Shenzhen Xunce Technology opened 8.6% lower after announcing a HK$771 million share placement and RMB1.36 billion convertible bond issue.
"The funds will enhance our full-chain AI data infrastructure and support cross-industry and overseas commercialization," the company said in its exchange filing.
The Shenzhen-based company placed 7.28 million new H shares at HK$107.70 apiece, a 13% discount to Wednesday's close of HK$123.80. The placement represents about 2.7% of existing H shares and 2.3% of total issued capital. Net proceeds are expected at roughly HK$771 million.

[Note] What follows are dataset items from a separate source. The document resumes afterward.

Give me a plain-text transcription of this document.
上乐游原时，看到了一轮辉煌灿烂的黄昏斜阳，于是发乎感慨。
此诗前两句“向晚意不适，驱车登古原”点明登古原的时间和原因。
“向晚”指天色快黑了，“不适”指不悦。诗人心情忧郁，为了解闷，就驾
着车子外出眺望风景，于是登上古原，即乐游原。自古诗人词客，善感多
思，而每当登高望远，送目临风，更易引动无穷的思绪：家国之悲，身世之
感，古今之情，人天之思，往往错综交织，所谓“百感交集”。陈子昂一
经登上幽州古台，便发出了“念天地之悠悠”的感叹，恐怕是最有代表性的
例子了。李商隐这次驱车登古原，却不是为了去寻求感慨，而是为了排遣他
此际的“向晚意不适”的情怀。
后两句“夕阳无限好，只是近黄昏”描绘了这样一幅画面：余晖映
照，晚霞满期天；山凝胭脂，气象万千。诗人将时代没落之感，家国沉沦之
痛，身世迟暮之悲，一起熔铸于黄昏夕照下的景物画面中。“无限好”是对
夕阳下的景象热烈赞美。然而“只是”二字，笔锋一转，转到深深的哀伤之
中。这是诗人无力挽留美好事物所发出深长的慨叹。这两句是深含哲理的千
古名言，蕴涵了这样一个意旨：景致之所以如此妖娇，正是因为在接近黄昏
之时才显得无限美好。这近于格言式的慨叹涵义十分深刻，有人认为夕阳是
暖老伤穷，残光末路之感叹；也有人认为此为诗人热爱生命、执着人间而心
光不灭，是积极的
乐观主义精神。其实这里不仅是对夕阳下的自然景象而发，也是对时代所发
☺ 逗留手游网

Concurrently, Xunce agreed to issue RMB1.36 billion of zero-coupon USD-settled convertible bonds due 2027, arranged by major international banks. The bonds carry an initial conversion price of HK$123.86 per share, a 0.05% premium to Wednesday's close. Full conversion would add 12.69 million shares, representing about 4.5% of enlarged H share capital and 3.8% of total issued capital. Net proceeds from the bond issuance are expected at about US$196 million.
The placing was offered to at least six independent institutional and professional investors, with completion subject to market conditions. Both transactions were conducted under the company's general mandate, bypassing the need for shareholder approval.
Xunce, which trades under stock code 3317 on the Hong Kong exchange, focuses on building full-chain AI data infrastructure and deploying scalable AI solutions for overseas customers. The company has a market capitalization of about HK$32.5 billion.
The 13% discount on the placing signals that Xunce prioritized deal certainty over pricing, a dynamic that typically pressures near-term share performance. Investors will watch for execution on the company's AI infrastructure buildout and any further dilution from the convertible bonds' conversion before the 2027 maturity.
This article is for informational purposes only and does not constitute investment advice.